2. They invoked an obscure statute that discriminates against out-of-state plaintiffs, asking the judge to make me pay (by posting 100% bond in advance) the $300,000 in order for the case to proceed so they could collect if they win anti-SLAPP.
The judge knocked it down to $75,000, which is still outrageous since I can’t even have my case heard before I post it. Fortunately, hundreds of people contributed to my GoFundMe campaign, and I posted the $75,000 on time, allowing the case to move forward. The Times is no doubt disappointed that their efforts to bankrupt me have not yet succeeded.
3. The Times’ anti-SLAPP motion violated court rules limiting the length of such documents to 15 pages. Theirs was 27.5 pages. Did the Times lawyer do this on purpose to rack up more legal fees that I might have to pay if I lose anti-SLAPP? It’s hard to believe that a high-powered lawyer like her made such a rookie error.
Lawyers told me they expected the judge to throw out the Times’ anti-SLAPP on the page count technicality; instead, she scheduled a do-over. This time, the judge ordered, both sides must limit their motions to 20 pages, no footnotes allowed. The first of those new motions will be considered June 21st.
4. The Times has refiled their second anti-SLAPP. It’s 20 pages, but with footnotes. Also, they use quotes from our response to their first anti-SLAPP, which they only get to do because they violated court rules in the first place. At a certain point, you have to wonder whether they’re doing this on purpose.
We now have a new judge. The previous one retired recently.
Based on statutes and case law, however, my attorneys and I believe we will prevail on anti-SLAPP and the case itself.
1. There will be three anti-SLAPP hearings: June 21, June 28 and July 6.
2. The judge will issue his ruling.
3. If we win, the Times will no doubt appeal to the Court of Appeals, incurring more fees I might have to pay. If they win, we will appeal.
4. The Court of Appeals will issue its ruling. If we win, we will file a “SLAPP back” motion requesting to be awarded our attorneys’ fees.

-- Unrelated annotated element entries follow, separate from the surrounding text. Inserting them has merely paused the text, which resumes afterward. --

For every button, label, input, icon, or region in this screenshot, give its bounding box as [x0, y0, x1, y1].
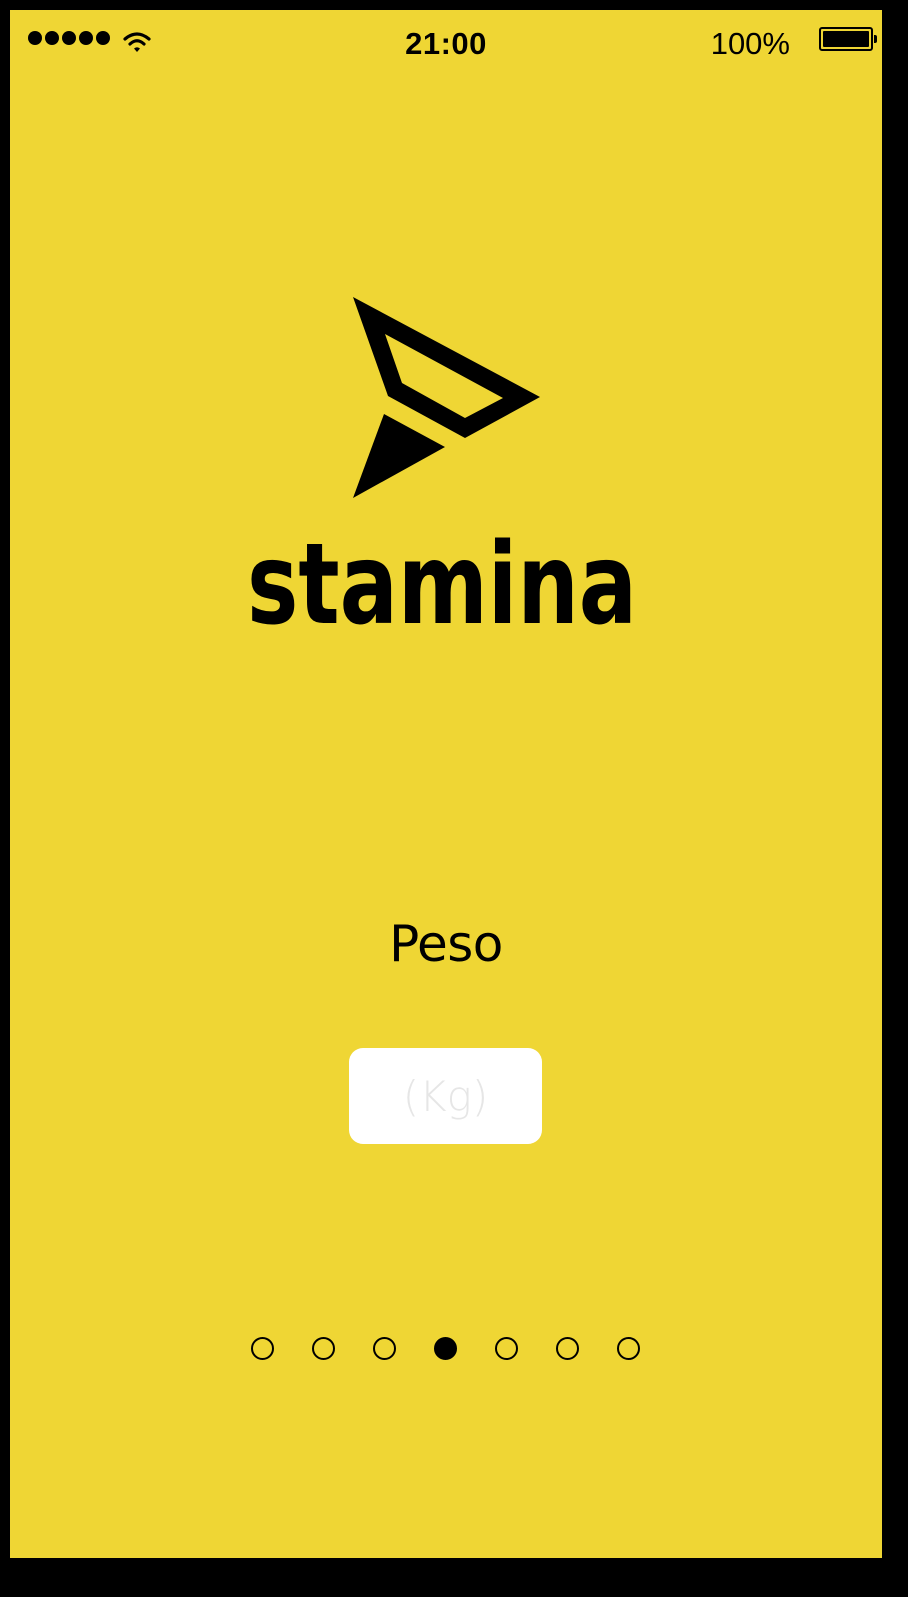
brand-wordmark: stamina — [247, 535, 637, 635]
weight-label: Peso — [389, 915, 503, 973]
phone-screen: 21:00 100% stamina Peso — [0, 0, 892, 1568]
page-dot-7[interactable] — [617, 1337, 640, 1360]
page-dot-6[interactable] — [556, 1337, 579, 1360]
status-bar: 21:00 100% — [10, 10, 882, 70]
page-dot-1[interactable] — [251, 1337, 274, 1360]
page-dot-2[interactable] — [312, 1337, 335, 1360]
page-dot-5[interactable] — [495, 1337, 518, 1360]
battery-icon — [819, 27, 877, 51]
battery-percent: 100% — [710, 26, 790, 61]
arrow-triangle-logo-icon — [353, 297, 540, 498]
page-indicator — [251, 1337, 640, 1360]
page-dot-4-current[interactable] — [434, 1337, 457, 1360]
page-dot-3[interactable] — [373, 1337, 396, 1360]
brand-name: stamina — [247, 535, 637, 635]
weight-input[interactable] — [349, 1048, 542, 1144]
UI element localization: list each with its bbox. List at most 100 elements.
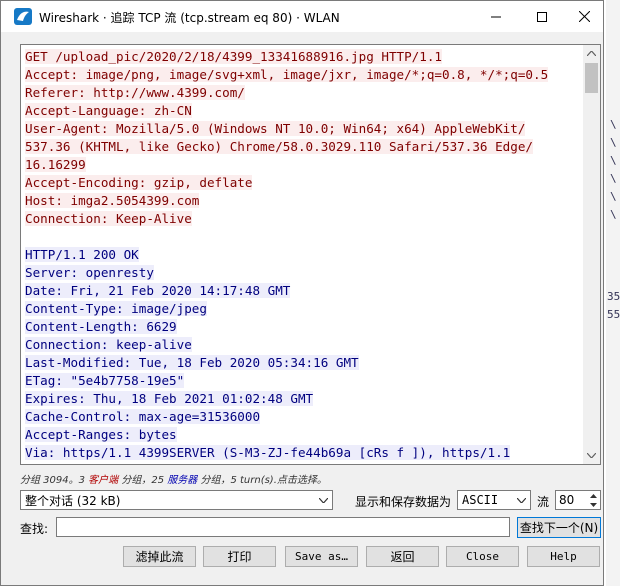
stream-line-client: Referer: http://www.4399.com/ — [25, 84, 580, 102]
close-icon — [578, 11, 590, 22]
stream-line-text: Cache-Control: max-age=31536000 — [25, 409, 261, 424]
show-save-label: 显示和保存数据为 — [355, 495, 452, 509]
chevron-up-icon — [590, 493, 597, 498]
stream-stats: 分组 3094。3 客户端 分组，25 服务器 分组，5 turn(s).点击选… — [20, 471, 327, 486]
chevron-up-icon — [587, 51, 596, 56]
conversation-select[interactable]: 整个对话 (32 kB) — [20, 490, 333, 510]
close-button[interactable]: Close — [446, 546, 519, 567]
vertical-scrollbar[interactable] — [583, 45, 600, 464]
stats-server-label: 服务器 — [167, 475, 198, 486]
find-label: 查找: — [20, 522, 49, 536]
background-window-right: \ \ \ \ \ \ 35 55 — [606, 0, 620, 586]
stream-line-client: 537.36 (KHTML, like Gecko) Chrome/58.0.3… — [25, 138, 580, 156]
stream-line-client: Host: imga2.5054399.com — [25, 192, 580, 210]
stream-line-text: Content-Type: image/jpeg — [25, 301, 207, 316]
spin-up-button[interactable] — [587, 491, 600, 500]
minimize-button[interactable] — [473, 1, 519, 32]
stream-number-value: 80 — [559, 493, 575, 507]
stream-line-server: ETag: "5e4b7758-19e5" — [25, 372, 580, 390]
stream-line-server: Last-Modified: Tue, 18 Feb 2020 05:34:16… — [25, 354, 580, 372]
background-text: \ — [610, 136, 617, 149]
stream-line-text: Connection: Keep-Alive — [25, 211, 192, 226]
stream-line-text: Accept-Encoding: gzip, deflate — [25, 175, 253, 190]
stream-line-server: Accept-Ranges: bytes — [25, 426, 580, 444]
back-button[interactable]: 返回 — [366, 546, 439, 567]
stats-mid: 分组，25 — [118, 475, 168, 486]
save-as-button[interactable]: Save as… — [285, 546, 358, 567]
chevron-down-icon — [590, 502, 597, 507]
scroll-down-arrow[interactable] — [583, 447, 600, 464]
stream-line-client: 16.16299 — [25, 156, 580, 174]
stream-line-server: Via: https/1.1 4399SERVER (S-M3-ZJ-fe44b… — [25, 444, 580, 462]
background-text: 35 — [607, 290, 620, 303]
background-text: \ — [610, 190, 617, 203]
conversation-select-value: 整个对话 (32 kB) — [25, 493, 121, 508]
stream-line-text: Accept-Language: zh-CN — [25, 103, 192, 118]
stream-label: 流 — [537, 495, 550, 509]
stream-line-text: Date: Fri, 21 Feb 2020 14:17:48 GMT — [25, 283, 291, 298]
spin-down-button[interactable] — [587, 500, 600, 509]
stream-line-text: Server: openresty — [25, 265, 154, 280]
stream-line-server: Expires: Thu, 18 Feb 2021 01:02:48 GMT — [25, 390, 580, 408]
format-select-value: ASCII — [462, 493, 499, 507]
stream-line-server: Content-Length: 6629 — [25, 318, 580, 336]
format-select[interactable]: ASCII — [457, 490, 531, 510]
chevron-down-icon — [319, 497, 328, 503]
stream-line-text: Content-Length: 6629 — [25, 319, 177, 334]
stream-line-client: Connection: Keep-Alive — [25, 210, 580, 228]
close-window-button[interactable] — [565, 1, 603, 32]
maximize-icon — [537, 11, 547, 22]
follow-tcp-stream-dialog: Wireshark · 追踪 TCP 流 (tcp.stream eq 80) … — [0, 0, 604, 586]
stream-line-server: Date: Fri, 21 Feb 2020 14:17:48 GMT — [25, 282, 580, 300]
chevron-down-icon — [517, 497, 526, 503]
find-input[interactable] — [56, 517, 510, 537]
background-text: \ — [610, 118, 617, 131]
stats-suffix: 分组，5 turn(s).点击选择。 — [197, 475, 327, 486]
help-button[interactable]: Help — [527, 546, 600, 567]
stream-line-client: Accept-Language: zh-CN — [25, 102, 580, 120]
stream-number-spinbox[interactable]: 80 — [555, 490, 601, 510]
stream-line-client: Accept: image/png, image/svg+xml, image/… — [25, 66, 580, 84]
stream-line-client: User-Agent: Mozilla/5.0 (Windows NT 10.0… — [25, 120, 580, 138]
stream-line-text: Host: imga2.5054399.com — [25, 193, 200, 208]
stream-line-text: Accept: image/png, image/svg+xml, image/… — [25, 67, 549, 82]
stream-text[interactable]: GET /upload_pic/2020/2/18/4399_133416889… — [25, 48, 580, 462]
dropdown-arrow — [513, 491, 530, 509]
stats-client-label: 客户端 — [88, 475, 119, 486]
background-text: \ — [610, 208, 617, 221]
stream-blank-line — [25, 228, 580, 246]
background-text: \ — [610, 154, 617, 167]
stream-line-text: Connection: keep-alive — [25, 337, 192, 352]
stream-content-pane[interactable]: GET /upload_pic/2020/2/18/4399_133416889… — [20, 44, 601, 465]
stream-line-text: Accept-Ranges: bytes — [25, 427, 177, 442]
stats-prefix: 分组 3094。3 — [20, 475, 89, 486]
stream-line-text: Via: https/1.1 4399SERVER (S-M3-ZJ-fe44b… — [25, 445, 511, 460]
stream-line-text: 537.36 (KHTML, like Gecko) Chrome/58.0.3… — [25, 139, 533, 154]
filter-out-button[interactable]: 滤掉此流 — [123, 546, 196, 567]
dropdown-arrow — [315, 491, 332, 509]
stream-line-server: Server: openresty — [25, 264, 580, 282]
window-title: Wireshark · 追踪 TCP 流 (tcp.stream eq 80) … — [39, 11, 340, 25]
stream-line-client: Accept-Encoding: gzip, deflate — [25, 174, 580, 192]
print-button[interactable]: 打印 — [203, 546, 276, 567]
background-text: \ — [610, 172, 617, 185]
background-text: 55 — [607, 308, 620, 321]
wireshark-fin-icon — [14, 8, 32, 25]
stream-line-text: ETag: "5e4b7758-19e5" — [25, 373, 185, 388]
scroll-up-arrow[interactable] — [583, 45, 600, 62]
stream-line-server: Cache-Control: max-age=31536000 — [25, 408, 580, 426]
stream-line-server: HTTP/1.1 200 OK — [25, 246, 580, 264]
stream-line-text: User-Agent: Mozilla/5.0 (Windows NT 10.0… — [25, 121, 526, 136]
stream-line-text: Last-Modified: Tue, 18 Feb 2020 05:34:16… — [25, 355, 359, 370]
maximize-button[interactable] — [519, 1, 565, 32]
title-bar[interactable]: Wireshark · 追踪 TCP 流 (tcp.stream eq 80) … — [1, 1, 603, 32]
stream-line-text: GET /upload_pic/2020/2/18/4399_133416889… — [25, 49, 443, 64]
stream-line-server: Content-Type: image/jpeg — [25, 300, 580, 318]
find-next-button[interactable]: 查找下一个(N) — [517, 517, 601, 538]
stream-line-text: Referer: http://www.4399.com/ — [25, 85, 245, 100]
stream-line-text: Expires: Thu, 18 Feb 2021 01:02:48 GMT — [25, 391, 314, 406]
scrollbar-thumb[interactable] — [585, 63, 598, 93]
chevron-down-icon — [587, 453, 596, 458]
stream-line-client: GET /upload_pic/2020/2/18/4399_133416889… — [25, 48, 580, 66]
stream-line-text: 16.16299 — [25, 157, 86, 172]
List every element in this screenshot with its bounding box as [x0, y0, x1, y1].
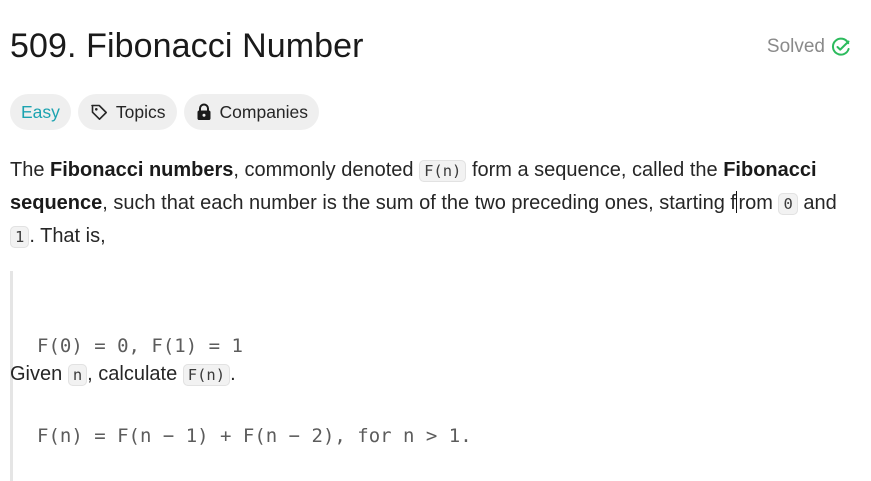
tag-icon [89, 102, 109, 122]
code-line: F(0) = 0, F(1) = 1 [37, 335, 243, 357]
topics-label: Topics [115, 101, 166, 122]
topics-button[interactable]: Topics [77, 94, 177, 130]
check-circle-icon [831, 37, 851, 57]
inline-code-fn: F(n) [419, 160, 467, 182]
difficulty-tag[interactable]: Easy [10, 94, 71, 130]
tag-row: Easy Topics Companies [10, 94, 320, 130]
inline-code-zero: 0 [778, 193, 798, 215]
description-text: , commonly denoted [233, 159, 420, 181]
difficulty-label: Easy [21, 101, 60, 122]
description-text: and [797, 192, 837, 214]
description-text: form a sequence, called the [466, 159, 724, 181]
description-text: . That is, [29, 225, 106, 247]
companies-label: Companies [219, 101, 309, 122]
code-line: F(n) = F(n − 1) + F(n − 2), for n > 1. [37, 425, 472, 447]
solved-label: Solved [766, 36, 825, 57]
lock-icon [195, 102, 213, 122]
solved-status: Solved [767, 36, 851, 58]
given-paragraph: Given n, calculate F(n). [10, 358, 236, 391]
description-text: The [10, 159, 51, 181]
problem-description: The Fibonacci numbers, commonly denoted … [10, 154, 855, 253]
given-text: Given [10, 363, 68, 385]
description-paragraph: The Fibonacci numbers, commonly denoted … [10, 154, 855, 253]
inline-code-fn: F(n) [182, 364, 231, 386]
problem-title: 509. Fibonacci Number [10, 27, 364, 65]
term-fibonacci-numbers: Fibonacci numbers [50, 159, 234, 181]
companies-button[interactable]: Companies [183, 94, 320, 130]
inline-code-one: 1 [10, 226, 30, 248]
description-text: , such that each number is the sum of th… [102, 192, 736, 214]
given-text: , calculate [87, 363, 183, 385]
given-text: . [230, 363, 236, 385]
description-text: rom [738, 192, 779, 214]
inline-code-n: n [67, 364, 88, 386]
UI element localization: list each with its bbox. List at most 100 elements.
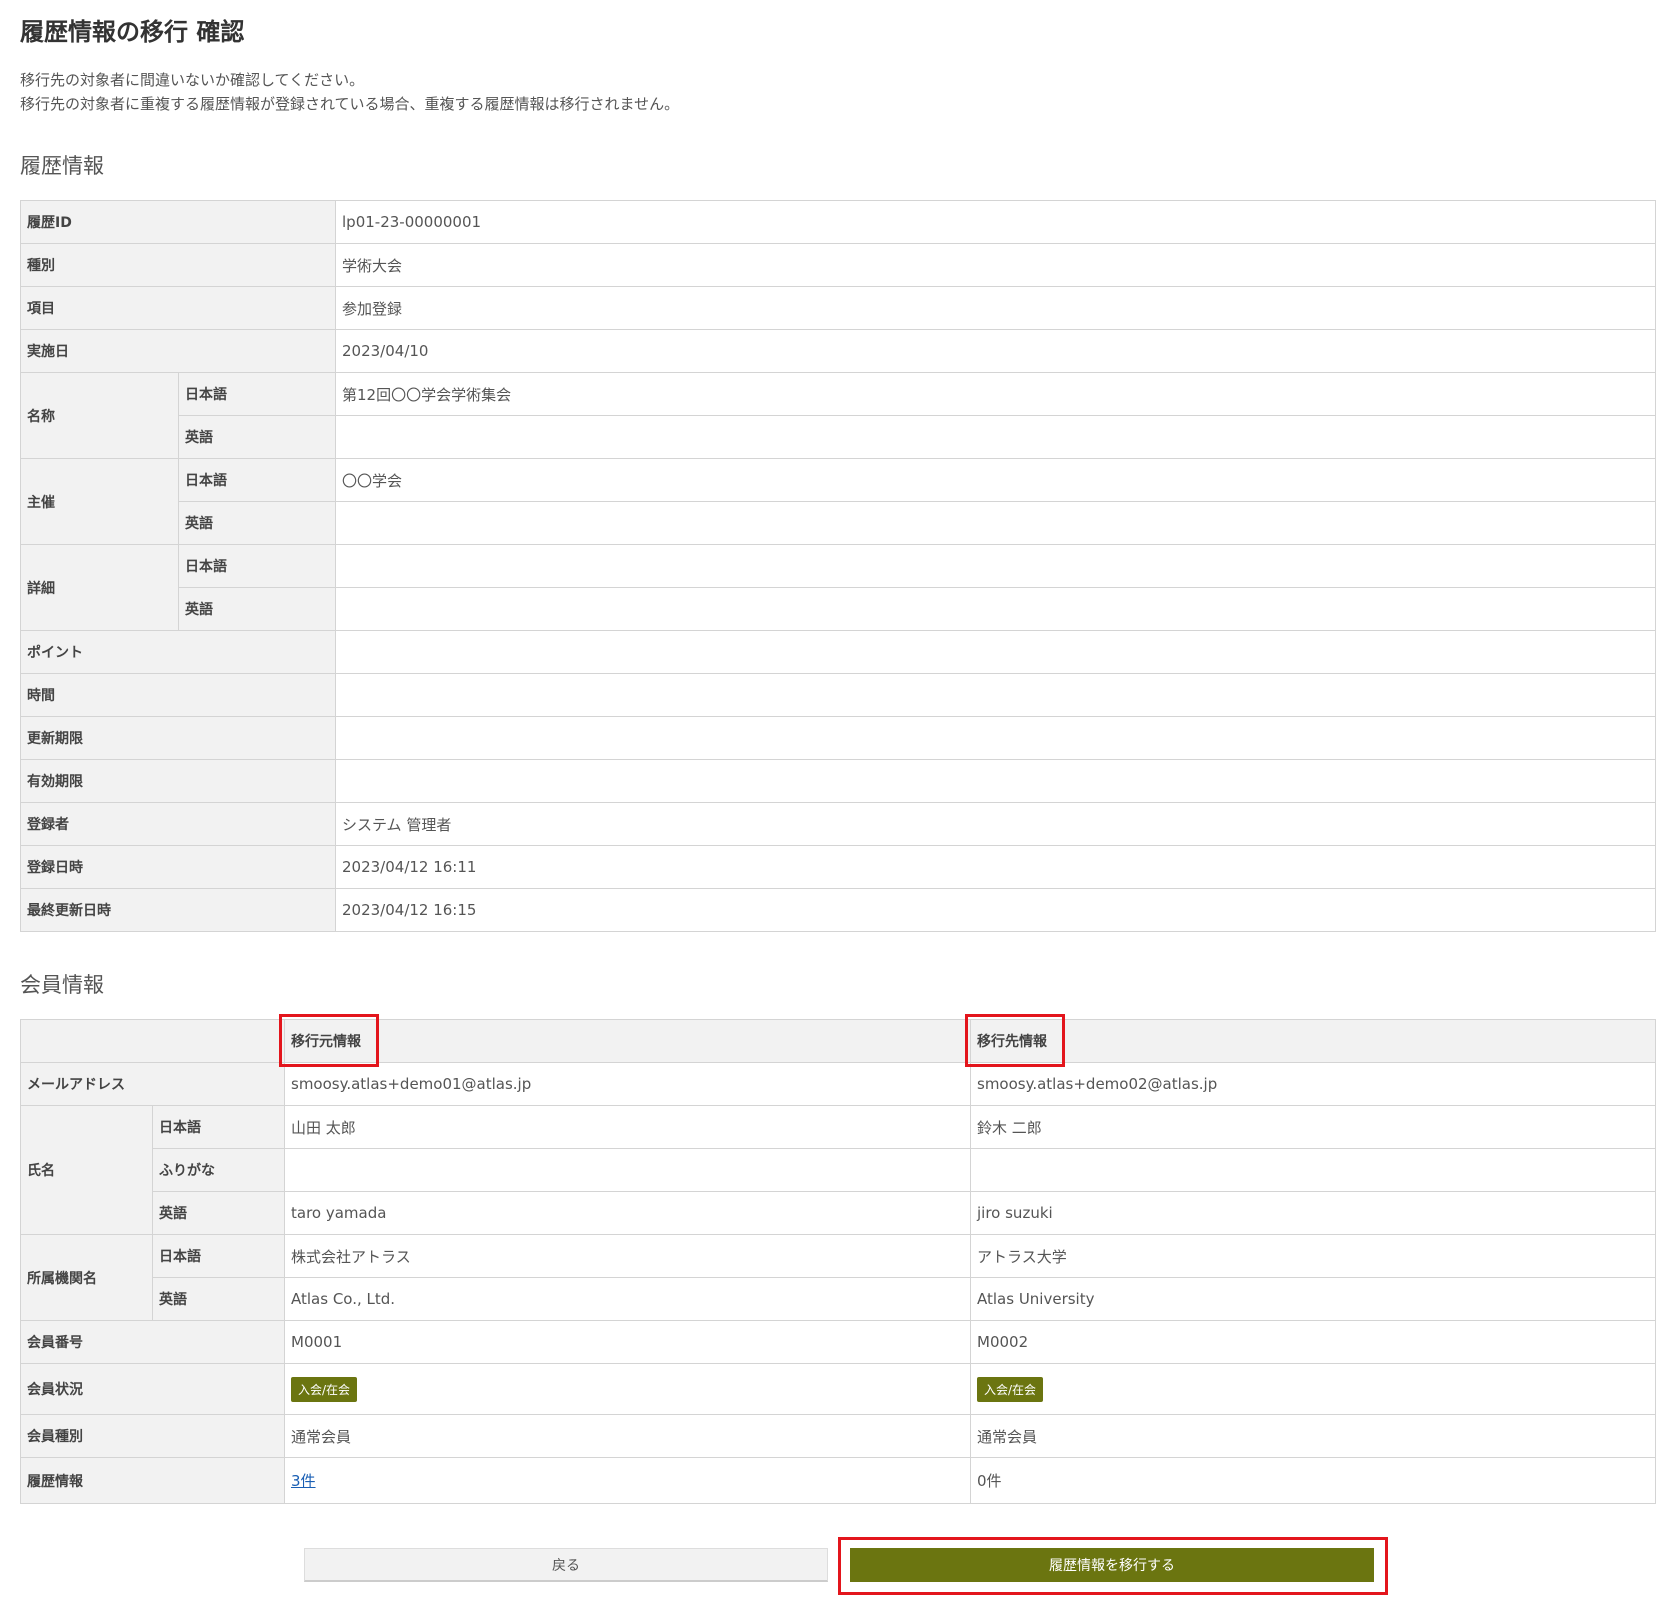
expiry-value: [335, 759, 1656, 803]
row-label: 項目: [20, 286, 336, 330]
sub-label: 英語: [152, 1277, 285, 1321]
history-table: 履歴ID lp01-23-00000001 種別 学術大会 項目 参加登録 実施…: [20, 200, 1656, 932]
member-section-title: 会員情報: [20, 973, 104, 997]
row-label: 所属機関名: [20, 1234, 153, 1321]
table-header-row: 移行元情報 移行先情報: [20, 1019, 1656, 1063]
time-value: [335, 673, 1656, 717]
table-row: メールアドレス smoosy.atlas+demo01@atlas.jp smo…: [20, 1062, 1656, 1106]
table-row: 会員状況 入会/在会 入会/在会: [20, 1363, 1656, 1415]
sub-label: 日本語: [152, 1234, 285, 1278]
target-header-highlight: [965, 1014, 1065, 1067]
status-source-cell: 入会/在会: [284, 1363, 971, 1415]
detail-en-value: [335, 587, 1656, 631]
email-target: smoosy.atlas+demo02@atlas.jp: [970, 1062, 1656, 1106]
table-row: 更新期限: [20, 716, 1656, 760]
number-source: M0001: [284, 1320, 971, 1364]
row-label: 登録日時: [20, 845, 336, 889]
sub-label: 英語: [178, 415, 336, 459]
table-row: 実施日 2023/04/10: [20, 329, 1656, 373]
number-target: M0002: [970, 1320, 1656, 1364]
name-en-value: [335, 415, 1656, 459]
history-count-link[interactable]: 3件: [291, 1472, 316, 1490]
table-row: 登録日時 2023/04/12 16:11: [20, 845, 1656, 889]
table-row: 時間: [20, 673, 1656, 717]
row-label: ポイント: [20, 630, 336, 674]
name-kana-source: [284, 1148, 971, 1192]
target-header-cell: 移行先情報: [970, 1019, 1656, 1063]
table-row: 有効期限: [20, 759, 1656, 803]
table-row: ポイント: [20, 630, 1656, 674]
table-row: ふりがな: [21, 1148, 1656, 1192]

If we lose, the case is over and the Times will be awarded hundreds of thousands of dollars. I will have to pay it, which I cannot. So I will go bankrupt.
5. If we win anti-SLAPP, THEN the case actually begins.
6. We would begin “discovery.” We can subpoena materials from the Times and depose them under oath, and vice versa. Unless sealed by a judge, the materials become public records under California law. I’m sure there are many interesting communications to be found.
7. A trial would be scheduled
8. Appeals to the Court of Appeals, California Supreme Court and US Supreme Court are theoretically possible.
These events would be disrupted in the event that the Times accepts a guilty verdict or there were to be a settlement (which, for me, would necessarily have to be public). To date, the Times has not approached us to discuss anything.
Thank you so much for your awesome support and interest in my case!